189 00:30:47.370 ⇒ 00:31:03.290 Aakanksha Khanna: And then incorporate those insights with this data, and then come up with, say, a very holistic solution that, hey, you know, you’re a client, you’re giving me money for giving you a solution. I will give you a solution, but this is where I’m going to start first.
190 00:31:03.470 ⇒ 00:31:11.060 Aakanksha Khanna: So that I’m not wasting the client’s time, I’m not wasting my own time, and I’m not wasting my team’s time, because it’s a very cross-functional kind of…
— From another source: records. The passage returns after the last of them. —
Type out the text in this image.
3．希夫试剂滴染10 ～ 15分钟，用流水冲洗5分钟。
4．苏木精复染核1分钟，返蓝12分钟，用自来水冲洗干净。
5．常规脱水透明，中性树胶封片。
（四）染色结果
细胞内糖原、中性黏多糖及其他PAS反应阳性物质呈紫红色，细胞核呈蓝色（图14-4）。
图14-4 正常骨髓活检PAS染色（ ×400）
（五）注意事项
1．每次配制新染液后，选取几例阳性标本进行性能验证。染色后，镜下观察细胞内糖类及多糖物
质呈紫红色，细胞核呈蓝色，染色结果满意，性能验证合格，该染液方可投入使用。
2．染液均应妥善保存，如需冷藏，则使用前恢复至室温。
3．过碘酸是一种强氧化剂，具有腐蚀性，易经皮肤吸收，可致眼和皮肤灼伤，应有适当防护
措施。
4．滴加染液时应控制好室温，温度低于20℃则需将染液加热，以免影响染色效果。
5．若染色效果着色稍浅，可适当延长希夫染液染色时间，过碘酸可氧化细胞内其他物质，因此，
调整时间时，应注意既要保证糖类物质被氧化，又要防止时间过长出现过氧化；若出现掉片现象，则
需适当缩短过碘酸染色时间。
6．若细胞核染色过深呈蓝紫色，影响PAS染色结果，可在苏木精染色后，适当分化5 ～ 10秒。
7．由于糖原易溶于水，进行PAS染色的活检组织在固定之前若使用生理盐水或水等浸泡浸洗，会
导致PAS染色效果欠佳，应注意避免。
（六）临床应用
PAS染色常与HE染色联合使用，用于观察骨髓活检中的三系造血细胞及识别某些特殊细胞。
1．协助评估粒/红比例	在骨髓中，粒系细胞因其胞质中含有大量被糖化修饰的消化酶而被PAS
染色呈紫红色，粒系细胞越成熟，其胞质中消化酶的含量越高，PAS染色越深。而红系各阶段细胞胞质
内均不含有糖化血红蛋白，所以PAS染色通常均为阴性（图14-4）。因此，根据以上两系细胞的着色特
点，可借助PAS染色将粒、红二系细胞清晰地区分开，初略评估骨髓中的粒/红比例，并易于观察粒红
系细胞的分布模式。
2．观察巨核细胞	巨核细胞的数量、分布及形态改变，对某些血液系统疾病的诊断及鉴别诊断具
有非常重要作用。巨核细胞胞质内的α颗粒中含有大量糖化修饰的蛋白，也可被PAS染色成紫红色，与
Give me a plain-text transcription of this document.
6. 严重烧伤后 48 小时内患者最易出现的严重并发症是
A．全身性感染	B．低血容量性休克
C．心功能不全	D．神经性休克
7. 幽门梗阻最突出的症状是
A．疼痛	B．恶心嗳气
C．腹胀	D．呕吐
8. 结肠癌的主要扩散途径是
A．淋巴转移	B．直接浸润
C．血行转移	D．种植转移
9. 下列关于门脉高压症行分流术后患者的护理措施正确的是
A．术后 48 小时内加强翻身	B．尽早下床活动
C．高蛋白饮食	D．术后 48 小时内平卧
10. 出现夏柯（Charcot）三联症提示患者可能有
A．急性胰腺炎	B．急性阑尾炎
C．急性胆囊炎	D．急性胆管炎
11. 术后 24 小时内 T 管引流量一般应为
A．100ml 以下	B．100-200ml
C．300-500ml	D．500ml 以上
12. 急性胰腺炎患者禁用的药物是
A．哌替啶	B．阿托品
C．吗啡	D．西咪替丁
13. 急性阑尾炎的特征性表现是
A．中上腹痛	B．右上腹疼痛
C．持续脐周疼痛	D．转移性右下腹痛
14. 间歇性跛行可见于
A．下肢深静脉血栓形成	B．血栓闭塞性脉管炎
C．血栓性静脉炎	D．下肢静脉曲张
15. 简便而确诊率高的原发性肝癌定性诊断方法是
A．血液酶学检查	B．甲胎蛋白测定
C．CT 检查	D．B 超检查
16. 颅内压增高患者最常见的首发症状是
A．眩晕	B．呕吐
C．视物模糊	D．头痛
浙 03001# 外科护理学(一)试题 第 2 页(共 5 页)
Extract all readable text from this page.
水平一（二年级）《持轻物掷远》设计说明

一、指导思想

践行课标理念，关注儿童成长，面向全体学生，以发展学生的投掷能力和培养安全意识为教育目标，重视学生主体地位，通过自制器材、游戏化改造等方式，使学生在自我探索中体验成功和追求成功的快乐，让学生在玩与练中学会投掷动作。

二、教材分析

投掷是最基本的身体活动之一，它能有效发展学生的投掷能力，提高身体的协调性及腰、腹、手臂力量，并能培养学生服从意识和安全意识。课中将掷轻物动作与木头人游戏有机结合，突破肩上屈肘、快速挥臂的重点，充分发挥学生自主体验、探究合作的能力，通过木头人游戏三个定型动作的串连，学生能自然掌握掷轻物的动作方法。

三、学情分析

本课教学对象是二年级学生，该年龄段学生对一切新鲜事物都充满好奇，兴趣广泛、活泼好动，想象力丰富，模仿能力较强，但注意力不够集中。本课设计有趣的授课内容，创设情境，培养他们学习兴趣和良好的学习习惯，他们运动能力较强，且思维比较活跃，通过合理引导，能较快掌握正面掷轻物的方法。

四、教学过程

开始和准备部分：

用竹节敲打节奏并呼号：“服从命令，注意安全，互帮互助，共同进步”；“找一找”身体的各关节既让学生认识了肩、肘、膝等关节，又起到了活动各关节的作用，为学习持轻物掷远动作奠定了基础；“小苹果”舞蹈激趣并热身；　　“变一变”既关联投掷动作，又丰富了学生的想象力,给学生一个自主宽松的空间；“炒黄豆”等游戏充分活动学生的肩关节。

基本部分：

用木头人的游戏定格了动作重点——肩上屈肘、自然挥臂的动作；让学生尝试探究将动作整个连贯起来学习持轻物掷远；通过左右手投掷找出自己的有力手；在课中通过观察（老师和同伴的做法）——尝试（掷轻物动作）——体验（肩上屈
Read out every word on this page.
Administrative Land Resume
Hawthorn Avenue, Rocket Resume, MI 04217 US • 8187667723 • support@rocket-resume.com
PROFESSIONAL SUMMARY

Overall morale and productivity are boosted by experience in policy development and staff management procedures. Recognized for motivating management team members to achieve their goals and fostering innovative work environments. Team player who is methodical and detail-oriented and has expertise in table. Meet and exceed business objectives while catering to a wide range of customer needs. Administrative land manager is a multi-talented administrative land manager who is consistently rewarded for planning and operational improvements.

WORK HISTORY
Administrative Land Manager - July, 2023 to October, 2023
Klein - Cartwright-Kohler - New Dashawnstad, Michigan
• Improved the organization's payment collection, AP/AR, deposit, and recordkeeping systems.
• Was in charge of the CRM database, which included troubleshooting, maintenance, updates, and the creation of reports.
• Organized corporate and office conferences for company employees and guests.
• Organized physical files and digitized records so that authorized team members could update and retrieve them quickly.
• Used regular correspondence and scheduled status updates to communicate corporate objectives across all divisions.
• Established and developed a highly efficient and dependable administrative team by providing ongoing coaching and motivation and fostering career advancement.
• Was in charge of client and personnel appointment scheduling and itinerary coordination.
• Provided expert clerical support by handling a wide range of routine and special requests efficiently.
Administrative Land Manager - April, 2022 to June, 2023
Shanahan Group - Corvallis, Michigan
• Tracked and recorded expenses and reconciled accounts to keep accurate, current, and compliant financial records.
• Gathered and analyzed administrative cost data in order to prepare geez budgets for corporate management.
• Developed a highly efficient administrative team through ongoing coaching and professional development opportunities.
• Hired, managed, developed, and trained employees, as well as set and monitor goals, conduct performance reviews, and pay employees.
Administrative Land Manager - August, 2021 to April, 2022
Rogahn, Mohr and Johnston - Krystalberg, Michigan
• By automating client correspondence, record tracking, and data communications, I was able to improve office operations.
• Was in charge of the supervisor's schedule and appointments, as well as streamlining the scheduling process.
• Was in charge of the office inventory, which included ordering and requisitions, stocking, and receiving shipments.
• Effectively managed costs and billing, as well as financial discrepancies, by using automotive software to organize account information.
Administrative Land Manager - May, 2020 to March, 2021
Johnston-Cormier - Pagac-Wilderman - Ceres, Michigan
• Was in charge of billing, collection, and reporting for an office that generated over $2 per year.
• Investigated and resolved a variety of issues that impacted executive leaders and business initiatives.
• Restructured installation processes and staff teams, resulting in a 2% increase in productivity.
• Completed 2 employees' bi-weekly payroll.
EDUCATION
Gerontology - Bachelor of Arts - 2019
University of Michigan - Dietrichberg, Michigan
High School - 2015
191 00:31:11.390 ⇒ 00:31:16.620 Aakanksha Khanna: collaboration that I would have to do, when it comes to solving any kind of complex problem.
192 00:31:16.920 ⇒ 00:31:21.789 Aakanksha Khanna: That’s… that’s probably my approach, and I think that’s… so far, that’s… that’s what’s worked for me.
193 00:31:22.390 ⇒ 00:31:33.949 Greg Stoutenburg: Yeah, great, great. Yeah, good to hear. Well, thank you for this, I really appreciate the time. So I’ll, you know, get back with the team, and then, whoever’s been handling communication with you will… will reach out.
194 00:31:34.830 ⇒ 00:31:44.560 Aakanksha Khanna: For sure, Greg. Thanks so much for the time. I wish we could have more time to talk more. I’d love to know about your background and, you know, your time with Brainforge, but maybe that’s for another time.
195 00:31:44.560 ⇒ 00:31:48.770 Greg Stoutenburg: Yeah, some other time. Yeah. Well, thank you very much. Great to meet you.
196 00:31:49.180 ⇒ 00:31:51.119 Aakanksha Khanna: Thanks, Craig. Take care. Take care.
197 00:31:51.120 ⇒ 00:31:52.360 Greg Stoutenburg: Take care. Bye.